PHOENIX — Almost anyone can relate to watching an upsetting story on local TV news and feeling powerless to help. Derrick Hall isn't like most viewers, though. As the president of the Arizona Diamondbacks, he's in a position to do something. And he acts.

Hall was watching the local CBS station Monday night when it aired a segment on the Pinal Mountain Little League in Claypool, Ariz., which lost most of its collective possessions after a fire broke out in a storage building. A short in the wiring started it. Forty bats were melted. Eight batting tees were destroyed. Catcher's equipment, baseballs and softballs — all ruined. A portable pitcher's mound and a pitching machine were totaled. Even sprinkler heads and PVC pipes — vital for drainage and maintenance of the playing fields — were wrecked.

[Related: Diamondbacks' McCarthy faces first batters since injury]

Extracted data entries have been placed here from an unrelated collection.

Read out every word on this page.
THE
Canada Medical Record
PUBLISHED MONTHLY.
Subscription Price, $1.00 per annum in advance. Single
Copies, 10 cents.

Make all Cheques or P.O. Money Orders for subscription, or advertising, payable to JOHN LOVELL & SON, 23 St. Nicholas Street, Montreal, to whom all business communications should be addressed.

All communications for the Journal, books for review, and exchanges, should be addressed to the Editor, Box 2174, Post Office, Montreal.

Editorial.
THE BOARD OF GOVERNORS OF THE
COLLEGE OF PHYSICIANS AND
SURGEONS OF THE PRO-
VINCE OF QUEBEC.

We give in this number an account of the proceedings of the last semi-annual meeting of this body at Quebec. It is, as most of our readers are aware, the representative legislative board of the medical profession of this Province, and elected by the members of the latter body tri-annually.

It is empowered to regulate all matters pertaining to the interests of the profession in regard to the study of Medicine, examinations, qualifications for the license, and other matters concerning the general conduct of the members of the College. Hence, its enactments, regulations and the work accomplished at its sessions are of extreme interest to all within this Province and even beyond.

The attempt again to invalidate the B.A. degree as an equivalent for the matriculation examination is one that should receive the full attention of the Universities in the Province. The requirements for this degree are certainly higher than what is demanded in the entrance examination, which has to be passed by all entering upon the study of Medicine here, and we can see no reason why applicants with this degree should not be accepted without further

A Little League season for some 400 boys and girls was in jeopardy, until donations, including $5,000 from the D-backs, started coming in. A taped message of inspiration from Hall, too. From kpho.com:

Our team recorded Hall talking to the kids and then showed them the video while they were in class Tuesday at Bejarano Middle School.

"Don't hang your heads. Look at this as an opportunity now to purchase new equipment. Look at this as an opportunity to get the community involved and to turn this field around because we got many more years ahead for you to play and enjoy yourselves on those fields," said Hall.

So it's a little more than simply writing a check, even though that's obviously important, too. The D-backs say the team's charitable foundation donates at least $500,000 a year just to support youth baseball, softball and other athletic programs. And they have an emergency fund for unhappy instances such as the one with Pinal Mountain in Claypool, which is about 90 minutes east of Chase Field. The money comes programs like 50/50 raffles. The D-backs are probably like many other Major League Baseball teams that give. There's just something special about Hall.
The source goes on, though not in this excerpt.